HOME Grant Provides Funding to States and Localities
Although NCSHA and state HFAs commit themselves to continual innovation in response to changing economic conditions, the association also works to preserve and extend established federal affordable housing programs, such as the HOME Investment Partnerships Program, a backbone of its efforts for more than 30 years.
HOME is a federal block grant that goes to states and localities. Resources are flexible so they can address each area’s most pressing affordable housing challenges. Where housing is scarce, HOME helps build new units, and where housing quality is an issue, HOME provides funding for housing rehabilitation.
The flexibility inherent in the HOME program allows states and communities to react quickly to changes in their local markets. And the program builds upon itself — for every $1 in HOME funds spent, state grantees and HFAs have obtained nearly $5 in other public and private resources.
In addition to campaigning for increased funding for HOME, NCSHA also convenes the HOME Coalition, a grassroots organization dedicated to raising awareness of the program and its importance in developing and providing affordable housing. Since HOME started in 1992, it has helped create more than 1.34 million housing units and provided tenant-based rental assistance to more than 403,000 families.
Because HOME funding is flexible, NCSHA compiles success stories and fact sheets to highlight its effectiveness in each state. And the association continues to work toward increasing funding for the program. As of July 2022, the federal budget process was on track to increase fiscal 2023 outlays for the US Department of Housing and Urban Development, the federal agency that funds HOME.
“The HOME housing block grant is an incredibly important program,” Williams said. “NCSHA is very pleased that Congress is considering a significant increase in funding.”

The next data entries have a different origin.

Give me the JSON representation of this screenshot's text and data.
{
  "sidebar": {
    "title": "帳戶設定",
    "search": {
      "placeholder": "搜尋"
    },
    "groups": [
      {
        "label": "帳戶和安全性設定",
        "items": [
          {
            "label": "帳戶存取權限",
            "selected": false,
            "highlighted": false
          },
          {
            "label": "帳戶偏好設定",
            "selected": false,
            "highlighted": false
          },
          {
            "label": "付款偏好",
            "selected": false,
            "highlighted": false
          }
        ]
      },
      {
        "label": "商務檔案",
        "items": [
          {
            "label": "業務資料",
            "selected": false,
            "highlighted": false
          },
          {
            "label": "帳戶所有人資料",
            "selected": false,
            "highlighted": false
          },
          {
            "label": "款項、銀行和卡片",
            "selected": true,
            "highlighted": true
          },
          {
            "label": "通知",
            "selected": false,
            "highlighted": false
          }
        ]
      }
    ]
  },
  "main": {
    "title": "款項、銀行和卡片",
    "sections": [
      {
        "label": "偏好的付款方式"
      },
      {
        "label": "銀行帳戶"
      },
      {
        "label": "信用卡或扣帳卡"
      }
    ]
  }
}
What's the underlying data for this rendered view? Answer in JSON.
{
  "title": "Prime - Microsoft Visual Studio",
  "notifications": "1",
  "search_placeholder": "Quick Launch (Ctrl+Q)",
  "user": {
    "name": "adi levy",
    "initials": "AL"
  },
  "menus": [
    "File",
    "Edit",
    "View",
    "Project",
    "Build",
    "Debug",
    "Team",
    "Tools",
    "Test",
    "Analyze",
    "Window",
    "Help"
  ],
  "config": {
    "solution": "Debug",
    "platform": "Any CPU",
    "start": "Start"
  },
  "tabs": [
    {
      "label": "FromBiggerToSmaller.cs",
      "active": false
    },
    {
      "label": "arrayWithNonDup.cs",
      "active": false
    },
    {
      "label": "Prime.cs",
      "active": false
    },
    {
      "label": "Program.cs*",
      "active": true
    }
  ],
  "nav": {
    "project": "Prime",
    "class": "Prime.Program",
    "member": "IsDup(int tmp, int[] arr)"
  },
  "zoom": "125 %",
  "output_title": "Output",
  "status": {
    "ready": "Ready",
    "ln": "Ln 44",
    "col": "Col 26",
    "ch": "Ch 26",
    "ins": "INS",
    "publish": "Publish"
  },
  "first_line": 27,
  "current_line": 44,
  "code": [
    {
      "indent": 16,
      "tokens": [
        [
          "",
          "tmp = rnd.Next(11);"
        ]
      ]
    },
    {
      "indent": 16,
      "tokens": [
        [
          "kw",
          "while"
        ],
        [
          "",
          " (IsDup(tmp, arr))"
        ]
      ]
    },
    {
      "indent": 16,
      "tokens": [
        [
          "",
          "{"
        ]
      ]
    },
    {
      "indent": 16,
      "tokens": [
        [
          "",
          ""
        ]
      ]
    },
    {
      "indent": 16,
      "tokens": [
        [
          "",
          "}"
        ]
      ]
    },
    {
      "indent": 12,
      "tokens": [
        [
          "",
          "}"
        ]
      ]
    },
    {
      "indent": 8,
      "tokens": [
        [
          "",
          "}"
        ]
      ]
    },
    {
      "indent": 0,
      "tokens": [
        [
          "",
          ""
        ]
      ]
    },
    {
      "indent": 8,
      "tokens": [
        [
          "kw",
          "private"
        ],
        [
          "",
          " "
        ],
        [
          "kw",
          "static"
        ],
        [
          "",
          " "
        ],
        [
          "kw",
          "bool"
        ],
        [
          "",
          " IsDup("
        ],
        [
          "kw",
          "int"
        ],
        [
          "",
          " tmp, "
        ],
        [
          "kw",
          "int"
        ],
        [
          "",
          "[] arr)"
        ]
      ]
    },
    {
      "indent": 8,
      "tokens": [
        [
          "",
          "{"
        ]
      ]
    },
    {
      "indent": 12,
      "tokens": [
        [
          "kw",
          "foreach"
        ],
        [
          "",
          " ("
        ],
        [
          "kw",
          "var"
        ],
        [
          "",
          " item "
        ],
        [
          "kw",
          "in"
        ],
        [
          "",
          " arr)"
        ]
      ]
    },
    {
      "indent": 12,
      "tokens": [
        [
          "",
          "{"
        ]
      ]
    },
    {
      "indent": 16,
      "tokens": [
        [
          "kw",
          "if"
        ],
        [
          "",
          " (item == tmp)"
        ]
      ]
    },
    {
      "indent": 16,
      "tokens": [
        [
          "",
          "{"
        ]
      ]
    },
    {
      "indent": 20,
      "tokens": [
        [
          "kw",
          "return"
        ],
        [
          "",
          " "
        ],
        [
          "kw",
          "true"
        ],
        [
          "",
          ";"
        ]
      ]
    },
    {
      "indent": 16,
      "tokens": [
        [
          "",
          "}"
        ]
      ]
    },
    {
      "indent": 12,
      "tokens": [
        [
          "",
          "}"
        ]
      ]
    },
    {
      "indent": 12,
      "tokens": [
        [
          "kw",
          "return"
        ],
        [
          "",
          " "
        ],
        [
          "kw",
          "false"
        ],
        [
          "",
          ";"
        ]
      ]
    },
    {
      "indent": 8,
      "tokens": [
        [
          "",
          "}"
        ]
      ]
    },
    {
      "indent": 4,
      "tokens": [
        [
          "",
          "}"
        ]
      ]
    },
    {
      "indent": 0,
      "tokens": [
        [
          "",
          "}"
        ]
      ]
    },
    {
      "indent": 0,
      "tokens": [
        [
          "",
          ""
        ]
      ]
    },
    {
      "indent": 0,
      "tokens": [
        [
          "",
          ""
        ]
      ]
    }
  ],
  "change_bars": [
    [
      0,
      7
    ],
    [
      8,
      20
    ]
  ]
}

NCSHA: Advocacy and Resources for Affordable Housing
As the US moved into a more open phase of the COVID-19 pandemic in 2022, NCSHA looked for creative ways to use pandemic funding to address the housing crisis. Its work to help states access federal fiscal recovery funds for affordable housing is a prime example.
Authorized under the American Rescue Plan Act of March 2021, the Coronavirus State and Local Fiscal Recovery Fund (FRF) provided $350 billion to state, local, and tribal governments to support COVID-19 response and recovery. In January 2022, the US Treasury clarified that the Fiscal Recovery Fund applied to affordable housing issues.
Initially, the Treasury placed time limits on using the Fiscal Recovery Fund to address housing, limiting their practical use. For example, they couldn’t be combined efficiently with Low Income Housing Tax Credit (Housing Credit) equity.
LIFELINE Act legislation would change that by allowing states and localities to use Fiscal Recovery Fund resources to make long-term loans to Housing Credit developments. The proposed LIFELINE Act informed new guidance from the Treasury Dept, released on July 27, 2022, that unlocked an additional $8 billion for affordable housing from the American Rescue Plan Act’s State and Local Fiscal Recovery Fund
It’s one more way NCSHA and its members work to leave no stone unturned in meeting the ongoing affordable housing challenge. NCSHA’s Resource Center provides talking points for state HFAs campaigning for legislative change. It also acts as a central hub for consumers interested in learning more about their state HFAs’ role in housing affordability issues.
“We refer people who ask us for assistance to the housing finance agency in their state,” Williams said. “And with our state HFAs, we’re always looking for new partners in financing much-needed affordable homes and apartments.”